AyurPedia Clinic

Sickle cell anemia is an inherited single-gene disorder, causes structural defect in hemoglobin. It is one of the most common hemoglobinopathies manifesting in childhood, typically after 6 months of life, when fetal hemoglobin is replaced by defective sickle hemoglobin. In early clinical stages, it may be difficult to distinguish from iron deficiency anemia or other hemoglobin defects. 

The condition is highly prevalent in certain tribal populations of India, where approximately 34% of individuals carry the sickle cell gene.

We observed a 4-year-old child with a confirmed diagnosis of sickle cell disease. Both parents were carriers (sickle cell trait). The child required regular blood transfusions every 20–30 days, along with fetal haemoglobin enhancing  drugs, iron-chelating agents to control secondary iron overload, as indicated by rising serum ferritin levels.

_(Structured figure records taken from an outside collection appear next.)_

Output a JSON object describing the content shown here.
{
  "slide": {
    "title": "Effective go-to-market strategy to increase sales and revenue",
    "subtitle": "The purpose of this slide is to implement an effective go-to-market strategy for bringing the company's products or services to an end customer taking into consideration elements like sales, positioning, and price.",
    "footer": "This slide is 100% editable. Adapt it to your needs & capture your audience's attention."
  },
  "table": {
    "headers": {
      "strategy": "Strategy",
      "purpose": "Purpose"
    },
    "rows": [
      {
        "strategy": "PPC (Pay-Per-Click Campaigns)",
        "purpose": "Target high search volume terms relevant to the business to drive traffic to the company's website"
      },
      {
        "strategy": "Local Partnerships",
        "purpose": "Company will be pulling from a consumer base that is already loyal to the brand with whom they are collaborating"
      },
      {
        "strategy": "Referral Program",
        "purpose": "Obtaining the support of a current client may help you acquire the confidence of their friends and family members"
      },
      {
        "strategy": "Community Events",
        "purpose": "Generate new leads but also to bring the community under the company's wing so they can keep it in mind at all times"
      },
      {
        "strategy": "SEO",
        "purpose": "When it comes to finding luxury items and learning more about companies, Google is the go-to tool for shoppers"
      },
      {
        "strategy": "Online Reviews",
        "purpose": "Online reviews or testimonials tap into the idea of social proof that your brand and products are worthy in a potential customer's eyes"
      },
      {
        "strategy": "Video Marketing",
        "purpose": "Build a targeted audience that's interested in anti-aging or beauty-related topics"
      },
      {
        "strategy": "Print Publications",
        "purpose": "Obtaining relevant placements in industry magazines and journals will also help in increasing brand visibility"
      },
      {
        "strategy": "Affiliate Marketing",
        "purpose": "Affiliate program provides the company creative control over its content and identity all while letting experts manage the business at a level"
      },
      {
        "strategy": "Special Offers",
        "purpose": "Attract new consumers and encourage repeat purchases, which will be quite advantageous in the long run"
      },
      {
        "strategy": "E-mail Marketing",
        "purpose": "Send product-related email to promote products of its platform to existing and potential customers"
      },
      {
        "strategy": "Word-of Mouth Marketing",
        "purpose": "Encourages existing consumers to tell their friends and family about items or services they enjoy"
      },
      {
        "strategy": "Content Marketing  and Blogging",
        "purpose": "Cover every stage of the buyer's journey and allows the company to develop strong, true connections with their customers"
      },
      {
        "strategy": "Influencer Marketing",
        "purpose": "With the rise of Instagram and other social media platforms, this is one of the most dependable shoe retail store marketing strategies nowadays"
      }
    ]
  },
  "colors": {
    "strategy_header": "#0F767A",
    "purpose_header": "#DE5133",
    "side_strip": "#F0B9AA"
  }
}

            In this case, an Ayurvedic protocol was initiated using herbal medicines, including Eclipta alba and Tinospora cordifolia as rasayana (rejuvenative), as well as pitta-pacifying agents, aimed to reduce early red blood cell hemolysis. The intervention produced encouraging results: the patient’s hemoglobin level increased progressively by 1-1.5 g/dL per month over 4–5 months without need of transfusion. The need for transfusion was successfully delayed, and overall clinical status improved, suggesting an enhancement in quality of life.

This observation indicates that Ayurvedic therapy may play a supportive role in the management of sickle cell anemia by reducing transfusion dependency and improving hematological parameters. Further research suggested to be conducted with this study.